Broad’s was perhaps the most aggressive spell of shock
bowling on either side yet in the series, which has been marked mostly by
slowish pitches and thus not quite the level of high-pace thrills anticipated
before series hostilities began.
He and Lord’s have been productive bedfellows: in his last
Test there, against West Indies earlier this season, Broad grabbed career-best
single-innings figures of seven for 72 in the tourists’ first knock, and
followed it up with another four scalps in the second for comfortable rights to
the player-of-the-match award.
Against India at the same ground in 2011 – a major series
England won with surprising ease – he claimed seven wickets in the match and
also struck an unbeaten 74.
Just a year earlier, Lord’s was also the location for
Broad’s career-best batting effort: a remarkable, record-breaking innings of
169 from as low as the No 9 position after England had collapsed to 102 for
seven in the first innings against Pakistan.

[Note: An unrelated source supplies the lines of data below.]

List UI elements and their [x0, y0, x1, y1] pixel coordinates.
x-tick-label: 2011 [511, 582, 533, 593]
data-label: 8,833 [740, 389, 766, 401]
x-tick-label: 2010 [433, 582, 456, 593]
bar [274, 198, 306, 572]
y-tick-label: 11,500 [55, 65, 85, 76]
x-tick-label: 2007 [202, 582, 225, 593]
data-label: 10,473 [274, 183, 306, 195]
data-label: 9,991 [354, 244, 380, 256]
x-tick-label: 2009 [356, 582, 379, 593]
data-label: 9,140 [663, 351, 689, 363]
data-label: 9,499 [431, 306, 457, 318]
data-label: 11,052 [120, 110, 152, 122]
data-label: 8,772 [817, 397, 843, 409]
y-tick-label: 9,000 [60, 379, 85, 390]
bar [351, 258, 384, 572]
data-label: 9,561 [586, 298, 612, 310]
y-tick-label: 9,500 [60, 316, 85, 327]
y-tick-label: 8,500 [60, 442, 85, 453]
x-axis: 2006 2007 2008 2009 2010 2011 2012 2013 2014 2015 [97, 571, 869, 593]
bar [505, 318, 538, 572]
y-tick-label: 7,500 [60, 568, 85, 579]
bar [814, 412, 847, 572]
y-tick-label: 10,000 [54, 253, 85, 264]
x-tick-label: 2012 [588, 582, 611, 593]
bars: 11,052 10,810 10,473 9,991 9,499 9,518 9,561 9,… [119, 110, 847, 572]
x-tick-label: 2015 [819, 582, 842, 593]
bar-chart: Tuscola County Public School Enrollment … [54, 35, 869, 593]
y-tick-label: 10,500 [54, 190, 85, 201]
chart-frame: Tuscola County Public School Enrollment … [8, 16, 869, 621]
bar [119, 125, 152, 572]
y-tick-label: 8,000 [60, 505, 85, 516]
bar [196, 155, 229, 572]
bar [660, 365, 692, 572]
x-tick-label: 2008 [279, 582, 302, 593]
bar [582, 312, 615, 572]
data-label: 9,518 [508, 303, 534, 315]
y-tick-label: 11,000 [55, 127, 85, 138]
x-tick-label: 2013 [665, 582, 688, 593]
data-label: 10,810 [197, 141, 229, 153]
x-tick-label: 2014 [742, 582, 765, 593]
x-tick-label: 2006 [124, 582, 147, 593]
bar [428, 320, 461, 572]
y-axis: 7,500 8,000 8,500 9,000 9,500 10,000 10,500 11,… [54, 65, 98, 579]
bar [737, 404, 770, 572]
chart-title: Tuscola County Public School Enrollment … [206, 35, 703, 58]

Thanks to his heroics, in tandem with a big century from
Jonathan Trott (a slightly less tempestuous South African-born England batsman
than Pietersen is) the hosts recovered to an entirely beefier 446 all out.
Whether Pietersen had turned out or not, smart money
suggests South Africa will do enough to secure the series at Lord’s, on current
form and based on notably greater team stability, too.
But they might do well to consider that a certain SCJ Broad,
who has got under the Proteas’ skins before, will be among remaining England
players with determined, party-spoiling plans.
*Play starts at noon (SA time) from Thursday.